There is a good news for the millions of paralytic patients like this author that they can be fully recovered, thanks to the stem cell therapy that is now out of the experimental stage and has entered into the real world be medicines, care, and therapy.
Stem cells are pluripotent cells, having the remarkable potential to develop into many different cell types in the body. Serving as a sort of repair system for the body, they can theoretically divide without limit to replenish other cells as long as the person is alive. When a stem cell divides, each new cell has the potential to either remain a stem cell or become another type of cell with a more specialized function, such as a muscle cell, a red blood cell, or a brain cell.
Stem cell does not have any tissue-specific structures that allow it to perform specialized functions. They offer the possibility of a renewable source of replacement cells and tissues to treat many diseases, conditions, and disabilities like Parkinson’s and Alzheimer’s diseases, spinal cord injury, stroke, Cerebral palsy, Battens disease, Amyotrophic lateral sclerosis, restoration of vision and other neurodegenerative diseases.
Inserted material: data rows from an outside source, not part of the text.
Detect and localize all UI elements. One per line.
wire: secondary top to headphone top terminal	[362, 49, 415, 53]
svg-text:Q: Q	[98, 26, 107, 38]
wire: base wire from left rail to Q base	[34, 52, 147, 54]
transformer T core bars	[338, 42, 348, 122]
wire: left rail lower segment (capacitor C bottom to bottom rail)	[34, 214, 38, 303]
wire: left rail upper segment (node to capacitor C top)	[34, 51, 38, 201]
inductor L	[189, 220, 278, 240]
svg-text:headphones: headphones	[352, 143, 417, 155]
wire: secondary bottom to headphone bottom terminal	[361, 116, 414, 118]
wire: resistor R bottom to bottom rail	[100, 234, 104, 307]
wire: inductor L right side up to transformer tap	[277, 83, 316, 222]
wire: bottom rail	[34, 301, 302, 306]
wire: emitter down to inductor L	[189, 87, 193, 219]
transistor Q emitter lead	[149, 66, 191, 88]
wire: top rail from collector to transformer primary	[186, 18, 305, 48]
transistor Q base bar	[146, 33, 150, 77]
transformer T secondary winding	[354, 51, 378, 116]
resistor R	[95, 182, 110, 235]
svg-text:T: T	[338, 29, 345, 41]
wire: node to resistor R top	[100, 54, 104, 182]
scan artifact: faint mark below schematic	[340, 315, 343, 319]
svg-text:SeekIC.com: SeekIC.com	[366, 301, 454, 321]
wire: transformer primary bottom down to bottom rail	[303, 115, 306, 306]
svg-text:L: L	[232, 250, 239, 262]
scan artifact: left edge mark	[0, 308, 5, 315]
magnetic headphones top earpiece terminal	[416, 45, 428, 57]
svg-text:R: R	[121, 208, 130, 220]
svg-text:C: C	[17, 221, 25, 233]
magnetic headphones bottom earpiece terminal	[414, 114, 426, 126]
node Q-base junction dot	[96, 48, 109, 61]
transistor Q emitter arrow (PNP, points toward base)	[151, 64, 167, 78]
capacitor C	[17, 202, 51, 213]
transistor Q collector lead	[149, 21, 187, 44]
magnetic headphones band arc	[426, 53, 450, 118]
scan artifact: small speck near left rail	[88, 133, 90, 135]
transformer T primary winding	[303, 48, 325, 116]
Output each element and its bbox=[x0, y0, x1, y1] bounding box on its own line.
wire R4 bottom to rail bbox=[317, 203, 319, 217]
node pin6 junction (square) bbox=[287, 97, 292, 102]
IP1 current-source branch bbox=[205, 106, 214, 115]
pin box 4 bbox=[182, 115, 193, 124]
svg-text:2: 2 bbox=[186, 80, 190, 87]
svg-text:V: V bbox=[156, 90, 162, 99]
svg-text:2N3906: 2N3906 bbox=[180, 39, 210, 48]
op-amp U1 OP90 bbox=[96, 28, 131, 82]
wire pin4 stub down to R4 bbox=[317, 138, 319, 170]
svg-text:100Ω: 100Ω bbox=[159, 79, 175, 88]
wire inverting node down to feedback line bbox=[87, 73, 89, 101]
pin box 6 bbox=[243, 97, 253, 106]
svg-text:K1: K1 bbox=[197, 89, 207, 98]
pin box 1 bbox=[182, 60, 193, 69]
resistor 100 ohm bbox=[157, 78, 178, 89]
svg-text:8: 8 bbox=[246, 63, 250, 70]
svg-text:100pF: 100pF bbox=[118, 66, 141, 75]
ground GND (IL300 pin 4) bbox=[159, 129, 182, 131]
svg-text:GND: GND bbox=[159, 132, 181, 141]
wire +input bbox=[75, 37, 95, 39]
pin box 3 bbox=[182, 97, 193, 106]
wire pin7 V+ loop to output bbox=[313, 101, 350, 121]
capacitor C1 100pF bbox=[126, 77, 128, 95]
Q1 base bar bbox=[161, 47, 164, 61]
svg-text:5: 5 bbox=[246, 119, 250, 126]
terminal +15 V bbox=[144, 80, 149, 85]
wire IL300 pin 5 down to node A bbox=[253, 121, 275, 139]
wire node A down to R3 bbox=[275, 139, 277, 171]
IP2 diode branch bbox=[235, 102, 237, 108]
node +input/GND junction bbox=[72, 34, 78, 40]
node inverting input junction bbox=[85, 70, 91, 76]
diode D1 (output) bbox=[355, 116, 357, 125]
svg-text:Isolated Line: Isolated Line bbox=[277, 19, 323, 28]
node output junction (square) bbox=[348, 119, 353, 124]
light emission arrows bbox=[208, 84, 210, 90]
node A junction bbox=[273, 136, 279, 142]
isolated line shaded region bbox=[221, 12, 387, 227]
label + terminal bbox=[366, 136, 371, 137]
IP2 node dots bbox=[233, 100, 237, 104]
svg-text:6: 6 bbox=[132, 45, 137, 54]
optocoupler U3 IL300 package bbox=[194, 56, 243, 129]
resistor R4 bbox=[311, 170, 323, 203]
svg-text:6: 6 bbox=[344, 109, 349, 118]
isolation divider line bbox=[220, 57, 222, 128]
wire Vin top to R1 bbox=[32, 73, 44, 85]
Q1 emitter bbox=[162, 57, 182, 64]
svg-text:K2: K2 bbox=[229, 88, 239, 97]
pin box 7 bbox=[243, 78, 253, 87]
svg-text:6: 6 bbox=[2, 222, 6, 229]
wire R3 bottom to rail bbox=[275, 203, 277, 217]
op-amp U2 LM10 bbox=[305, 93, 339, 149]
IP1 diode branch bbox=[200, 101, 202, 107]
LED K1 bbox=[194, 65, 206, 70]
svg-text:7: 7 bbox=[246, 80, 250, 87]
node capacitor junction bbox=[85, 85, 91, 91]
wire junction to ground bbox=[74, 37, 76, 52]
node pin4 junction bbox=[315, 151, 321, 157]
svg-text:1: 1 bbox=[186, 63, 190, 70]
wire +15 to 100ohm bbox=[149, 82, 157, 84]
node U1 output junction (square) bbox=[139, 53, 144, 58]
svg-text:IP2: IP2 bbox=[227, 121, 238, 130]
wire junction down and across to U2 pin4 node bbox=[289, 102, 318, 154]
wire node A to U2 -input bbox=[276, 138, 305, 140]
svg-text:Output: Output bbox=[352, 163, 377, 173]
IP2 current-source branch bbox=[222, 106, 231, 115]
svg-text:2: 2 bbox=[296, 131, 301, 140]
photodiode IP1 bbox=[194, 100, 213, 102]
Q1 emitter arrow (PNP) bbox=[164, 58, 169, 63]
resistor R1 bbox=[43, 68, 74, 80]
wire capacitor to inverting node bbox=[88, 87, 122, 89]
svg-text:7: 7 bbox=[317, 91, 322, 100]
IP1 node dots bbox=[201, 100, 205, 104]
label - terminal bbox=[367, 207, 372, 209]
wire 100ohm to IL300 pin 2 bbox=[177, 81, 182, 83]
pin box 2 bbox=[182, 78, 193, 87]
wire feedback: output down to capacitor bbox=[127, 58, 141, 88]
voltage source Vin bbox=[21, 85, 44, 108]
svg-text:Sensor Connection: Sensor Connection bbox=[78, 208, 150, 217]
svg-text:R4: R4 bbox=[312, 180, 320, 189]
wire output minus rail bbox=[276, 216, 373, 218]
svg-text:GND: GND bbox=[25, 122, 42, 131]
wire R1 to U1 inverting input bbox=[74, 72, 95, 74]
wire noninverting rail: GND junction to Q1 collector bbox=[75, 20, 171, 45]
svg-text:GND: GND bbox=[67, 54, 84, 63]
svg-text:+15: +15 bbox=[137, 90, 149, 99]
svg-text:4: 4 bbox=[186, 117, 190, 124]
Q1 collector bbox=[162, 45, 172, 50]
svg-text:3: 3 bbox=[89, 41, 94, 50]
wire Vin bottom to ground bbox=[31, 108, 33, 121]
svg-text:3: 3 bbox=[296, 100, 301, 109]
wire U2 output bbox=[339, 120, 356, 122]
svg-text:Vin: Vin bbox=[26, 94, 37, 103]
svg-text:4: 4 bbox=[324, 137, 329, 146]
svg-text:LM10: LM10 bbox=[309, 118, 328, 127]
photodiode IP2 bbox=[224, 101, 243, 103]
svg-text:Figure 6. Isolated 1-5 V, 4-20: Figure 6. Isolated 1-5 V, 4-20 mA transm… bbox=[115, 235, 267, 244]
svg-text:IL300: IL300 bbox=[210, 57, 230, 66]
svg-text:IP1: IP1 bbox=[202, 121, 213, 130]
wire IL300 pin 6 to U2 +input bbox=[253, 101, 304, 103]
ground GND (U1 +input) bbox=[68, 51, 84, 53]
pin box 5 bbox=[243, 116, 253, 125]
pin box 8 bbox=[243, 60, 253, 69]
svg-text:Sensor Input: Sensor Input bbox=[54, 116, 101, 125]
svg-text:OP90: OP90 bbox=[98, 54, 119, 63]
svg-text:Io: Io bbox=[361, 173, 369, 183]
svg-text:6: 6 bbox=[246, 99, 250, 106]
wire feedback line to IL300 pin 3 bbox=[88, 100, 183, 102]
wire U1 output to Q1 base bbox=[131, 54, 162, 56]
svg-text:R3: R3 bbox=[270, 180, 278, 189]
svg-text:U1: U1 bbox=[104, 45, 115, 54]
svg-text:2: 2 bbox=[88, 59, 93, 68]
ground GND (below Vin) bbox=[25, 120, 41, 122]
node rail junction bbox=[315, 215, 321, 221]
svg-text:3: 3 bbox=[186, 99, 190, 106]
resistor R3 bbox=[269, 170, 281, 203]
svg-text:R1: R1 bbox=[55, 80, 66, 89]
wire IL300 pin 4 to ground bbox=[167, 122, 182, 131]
First, it can surely cure Spinal cord injury (SCI) results in loss of nervous tissue and consequently loss of motor and sensory function. There was no treatment available that restores the injury-induced loss of function to a degree that an independent life can be guaranteed. Transplantation of stem cells or progenitors can now support spinal cord repair. Stem cells are characterized by self-renewal and their ability to become any cell in an organism. Promising results have been obtained in experimental models of SCI. Stem cells can be directed to differentiate into neurons or glia in vitro, which can be used for replacement of neural cells lost after SCI. Neuroprotective and axon regeneration-promoting effects have also been credited to transplanted stem cells.
Although, stem cells hold promise for spinal cord repair, but their true potential has not yet clearly been shown. At this time, stem cell–based therapies are at an early stage, and the associated risks are still unclear. But, soon, cell science will advance faster. (See: Role of Role of Stem Cells in Treatment of Neurological Disorder, International Journal of Health Sciences: http://www.ncbi.nlm.nih.gov/pmc/articles/PMC3068820/&
2678281/)
Hence, Stem cells, or one of the body’s “master cells,” that can grow into any one of the body’s more than 200 cell types and assist the body in maintaining, renewing and repairing tissue and cells damaged by disease, injury and everyday life, can now make paralytic persons, ‘normal’, once again and can also repair the internal repair system of the body.
Such ‘miracles’ are already happening as Darek Fidyka, who was paralyzed from the chest down in a knife attack in 2010, can now walk using a frame, reports BBC News (See: http://www.bbc.com/news/health-29645760). It involved transplanting cells from his nasal cavity into his spinal cord and the treatment, the world first, was carried out by surgeons in Poland in collaboration with scientists in London.
Not just him, a dozen patients paralyzed from the waist down partly regained sensation in their legs, when the scientists took stem cells from the patients’ blood and injected them into an artery supplying the damaged part of the spine and within two months, the volunteers reported having feelings in their legs for the first time since their accidents.
In Britain, 400,000 people have spinal cord injuries that leave them with varying degrees of disability and for them, stem-cell therapy is a great hope, reports Daily Mail (See: http://www.dailymail.co.uk/health/article-202207/Stem-cells-offer-cure-paralysis.html)
Even, in India, the Bangalore-based Institute of Regenerative Medicine at Live 100 Hospital announced the success of stem-cell therapy that’s now available to Indian patients. (See:http://www.dnaindia.com/bangalore/report-bangalore-hospital-claims-stem-cell-cure-for-paralysis-1918465).
Hopefully, soon, people like me will no longer be disabled or speaking in the politically correct words, differently-abled.